NOWist Wendy Schiller is a professor of political science at Brown University and frequent contributor to NowWithAlex.msnbc.com
On the eve of the Illinois Republican Presidential primary, the words of Abraham Lincoln bear repeating. In accepting the Illinois Republican nomination to run for U.S. Senate against the Democratic incumbent Stephen Douglas, Lincoln gave a speech on June 16, 1858 in which he uttered the phrase, “A house divided against itself cannot stand.” He was of course referencing the intense division within the nation over the issue of slavery. In the course of that speech, Lincoln argued that it was impossible to exist in a Union where some states allowed slavery and others outlawed it.
Abraham Lincoln was speaking of the nation at large but certain parallels can be drawn to the GOP in 2012.
Although Lincoln lost his bid for U.S. Senate in 1858, he went on to secure the GOP nomination in 1860 and win the general election. What many of us overlook was the division that plagued the Republican Party in that 1860 nomination contest, which considered five major candidates. In modern parlance, Lincoln was not the clear frontrunner, and he did not have strong backing from any segment of the party. He was anti-slavery, but other than that intense position, he appeared to be all things to all people – the quintessential compromise candidate. Lincoln, among the least experienced of all the candidates, was chosen on the third ballot. He won the general election with less than 40% of the popular vote but secured a large victory margin in the Electoral College.
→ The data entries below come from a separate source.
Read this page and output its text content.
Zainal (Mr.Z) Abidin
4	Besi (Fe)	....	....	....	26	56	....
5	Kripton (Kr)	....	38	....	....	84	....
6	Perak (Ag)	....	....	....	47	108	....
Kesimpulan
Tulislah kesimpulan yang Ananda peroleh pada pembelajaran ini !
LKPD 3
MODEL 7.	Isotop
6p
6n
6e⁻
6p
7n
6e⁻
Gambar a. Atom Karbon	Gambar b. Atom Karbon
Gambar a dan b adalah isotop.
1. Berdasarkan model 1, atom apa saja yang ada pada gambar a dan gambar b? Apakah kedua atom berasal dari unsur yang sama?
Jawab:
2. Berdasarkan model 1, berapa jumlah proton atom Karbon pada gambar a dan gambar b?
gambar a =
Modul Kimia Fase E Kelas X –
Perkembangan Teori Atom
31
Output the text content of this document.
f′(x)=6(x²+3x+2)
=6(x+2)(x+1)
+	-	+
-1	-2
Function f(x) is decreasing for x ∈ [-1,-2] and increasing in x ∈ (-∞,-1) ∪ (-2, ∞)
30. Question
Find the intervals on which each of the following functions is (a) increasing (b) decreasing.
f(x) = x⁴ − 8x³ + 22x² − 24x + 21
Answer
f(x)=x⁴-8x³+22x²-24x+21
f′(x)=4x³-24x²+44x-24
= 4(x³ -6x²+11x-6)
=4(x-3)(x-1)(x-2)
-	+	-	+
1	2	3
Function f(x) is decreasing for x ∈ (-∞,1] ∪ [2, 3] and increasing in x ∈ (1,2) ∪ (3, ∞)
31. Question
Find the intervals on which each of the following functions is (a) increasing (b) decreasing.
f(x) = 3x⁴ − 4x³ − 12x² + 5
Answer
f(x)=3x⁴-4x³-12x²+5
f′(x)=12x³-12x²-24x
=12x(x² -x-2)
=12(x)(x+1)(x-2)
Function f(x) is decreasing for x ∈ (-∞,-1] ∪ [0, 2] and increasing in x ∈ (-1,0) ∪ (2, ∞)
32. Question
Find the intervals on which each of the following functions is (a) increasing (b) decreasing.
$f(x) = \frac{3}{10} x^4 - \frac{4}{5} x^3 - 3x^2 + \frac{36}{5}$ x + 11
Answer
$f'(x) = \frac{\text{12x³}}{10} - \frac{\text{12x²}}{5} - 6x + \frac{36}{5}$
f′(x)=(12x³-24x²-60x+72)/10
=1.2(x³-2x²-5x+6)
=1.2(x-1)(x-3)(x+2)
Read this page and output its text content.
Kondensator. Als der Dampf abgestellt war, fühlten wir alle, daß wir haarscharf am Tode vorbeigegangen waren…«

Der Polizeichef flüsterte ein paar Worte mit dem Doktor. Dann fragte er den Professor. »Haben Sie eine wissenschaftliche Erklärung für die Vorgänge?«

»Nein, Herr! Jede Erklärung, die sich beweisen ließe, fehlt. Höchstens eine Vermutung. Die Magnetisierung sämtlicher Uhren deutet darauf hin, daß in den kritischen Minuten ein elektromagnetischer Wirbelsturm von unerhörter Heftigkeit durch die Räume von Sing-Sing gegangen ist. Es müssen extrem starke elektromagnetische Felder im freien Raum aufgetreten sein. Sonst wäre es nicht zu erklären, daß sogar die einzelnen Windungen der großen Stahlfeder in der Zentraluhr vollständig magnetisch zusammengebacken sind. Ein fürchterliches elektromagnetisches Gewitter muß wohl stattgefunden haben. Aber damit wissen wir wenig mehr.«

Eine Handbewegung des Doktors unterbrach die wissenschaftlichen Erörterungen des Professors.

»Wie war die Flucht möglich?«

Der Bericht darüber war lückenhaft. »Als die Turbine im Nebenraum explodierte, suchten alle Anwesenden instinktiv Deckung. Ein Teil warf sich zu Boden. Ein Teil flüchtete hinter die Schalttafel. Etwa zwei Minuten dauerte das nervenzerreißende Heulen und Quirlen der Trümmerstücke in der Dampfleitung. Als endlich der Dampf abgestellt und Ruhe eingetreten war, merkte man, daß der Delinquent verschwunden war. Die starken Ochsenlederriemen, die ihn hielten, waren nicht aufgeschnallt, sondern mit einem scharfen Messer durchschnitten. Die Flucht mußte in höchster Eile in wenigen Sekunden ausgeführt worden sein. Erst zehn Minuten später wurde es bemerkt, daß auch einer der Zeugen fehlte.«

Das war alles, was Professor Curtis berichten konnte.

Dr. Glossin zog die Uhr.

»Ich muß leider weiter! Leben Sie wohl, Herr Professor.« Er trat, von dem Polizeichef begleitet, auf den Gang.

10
So what parallels can we draw here? In Tuesday’s primary, both Romney and Santorum can draw on Lincoln to gain support among Illinois voters but in remarkably different ways. Romney can draw the parallel of being a candidate who has the best chance to appeal to a wide segment of the voting populace because he simultaneously espouses conservative views and is generally viewed by independents and moderates as acceptable. Santorum can argue that holding firm convictions is a plus, not a minus, and that losing a Senate election in a large key electoral state does not mean that he cannot win the White House.